Posted: Sat Feb 05, 2005 7:20 pm
by feyd
fully decompressed size is 20,155,392 bytes.. minimum.

The only real problem with setting the memory limit that high is taking memory away from other systems. If you set it too high, you may create a swap requirement.. which will dramatically slow the process.

Posted: Sat Feb 05, 2005 9:17 pm
by voltrader
I see... so having memory_limit initally at 20MB was a problem with that large photo.

Thanks.

Posted: Sat Feb 05, 2005 9:34 pm
by feyd
it would seem that, at least, your version of GD is not aware of memory segmenting principles. I am unaware if other graphics tools like ImageMagick support smarter usage of memory, but it may be something to look into..

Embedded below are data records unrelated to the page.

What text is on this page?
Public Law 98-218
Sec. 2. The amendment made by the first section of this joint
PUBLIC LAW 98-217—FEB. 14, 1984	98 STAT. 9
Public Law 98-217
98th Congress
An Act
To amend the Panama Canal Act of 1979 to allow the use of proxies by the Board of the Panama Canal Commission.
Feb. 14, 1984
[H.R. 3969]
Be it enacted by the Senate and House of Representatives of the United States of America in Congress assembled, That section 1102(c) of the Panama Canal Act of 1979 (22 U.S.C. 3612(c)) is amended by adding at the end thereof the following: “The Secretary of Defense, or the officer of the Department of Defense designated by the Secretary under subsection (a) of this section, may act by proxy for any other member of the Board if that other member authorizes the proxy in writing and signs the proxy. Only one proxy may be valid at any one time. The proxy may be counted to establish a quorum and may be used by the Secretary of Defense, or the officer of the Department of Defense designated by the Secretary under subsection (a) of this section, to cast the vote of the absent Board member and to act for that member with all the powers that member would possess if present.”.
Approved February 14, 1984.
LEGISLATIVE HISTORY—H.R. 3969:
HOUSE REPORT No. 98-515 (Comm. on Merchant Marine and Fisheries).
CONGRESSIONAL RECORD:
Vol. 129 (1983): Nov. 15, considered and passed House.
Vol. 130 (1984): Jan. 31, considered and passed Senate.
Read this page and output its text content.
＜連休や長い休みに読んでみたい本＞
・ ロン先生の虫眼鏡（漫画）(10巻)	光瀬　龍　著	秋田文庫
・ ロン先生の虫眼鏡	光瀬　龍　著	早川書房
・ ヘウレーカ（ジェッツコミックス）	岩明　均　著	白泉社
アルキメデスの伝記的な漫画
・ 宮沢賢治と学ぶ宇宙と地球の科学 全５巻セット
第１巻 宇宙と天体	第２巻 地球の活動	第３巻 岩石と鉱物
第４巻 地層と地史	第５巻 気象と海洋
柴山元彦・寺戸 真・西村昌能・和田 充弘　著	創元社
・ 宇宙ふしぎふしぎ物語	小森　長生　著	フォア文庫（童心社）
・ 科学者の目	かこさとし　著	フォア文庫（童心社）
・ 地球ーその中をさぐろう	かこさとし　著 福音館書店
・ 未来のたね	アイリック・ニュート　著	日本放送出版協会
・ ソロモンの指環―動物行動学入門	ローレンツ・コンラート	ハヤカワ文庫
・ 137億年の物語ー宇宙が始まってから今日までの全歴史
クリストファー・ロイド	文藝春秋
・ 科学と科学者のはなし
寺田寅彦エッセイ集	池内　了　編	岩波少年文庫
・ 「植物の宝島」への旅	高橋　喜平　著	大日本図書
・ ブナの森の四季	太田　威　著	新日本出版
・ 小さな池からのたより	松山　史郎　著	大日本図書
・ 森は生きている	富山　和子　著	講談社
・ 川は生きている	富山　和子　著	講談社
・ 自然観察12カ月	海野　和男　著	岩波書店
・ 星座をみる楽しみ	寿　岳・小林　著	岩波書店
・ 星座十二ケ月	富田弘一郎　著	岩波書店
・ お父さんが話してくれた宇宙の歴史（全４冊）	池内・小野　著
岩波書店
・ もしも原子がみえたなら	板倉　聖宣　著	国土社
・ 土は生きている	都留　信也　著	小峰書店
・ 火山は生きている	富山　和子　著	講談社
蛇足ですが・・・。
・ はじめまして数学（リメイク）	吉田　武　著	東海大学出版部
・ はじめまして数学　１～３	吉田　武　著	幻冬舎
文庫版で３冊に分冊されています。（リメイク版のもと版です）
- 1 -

Posted: Sat Feb 05, 2005 11:45 pm
by voltrader
Thanks for the tip. Will do.

I was sucked-in to moving to a new host by the lure of the Zend Suite + virtual hosting on a segmented portion of a server. Not a true dedicated host, but an "appliance server" where I could put all my various sites.

I had put so much work into these scripts, that I didn't feel "safe" to be in a shared environment any longer.

Well, it turns out that it may have been a mistake, since customer service response times at this new company are measured in days. And I'm not even mentioning their reluctance to upgrading from MySQL 3.23. Yeah, what?!

My next move is going to be migrating to a server at home or office.

Posted: Mon Feb 07, 2005 12:49 am
by Jerryscript1
FYI- ImageMagick is not much more efficient in terms of memory usage than GD. IM makes use of temporary files that are decompressed, as well as the final output file, sometimes taking up 2-3 times the memory.

Your best bet is to restrict the file size of the allowed image uploads.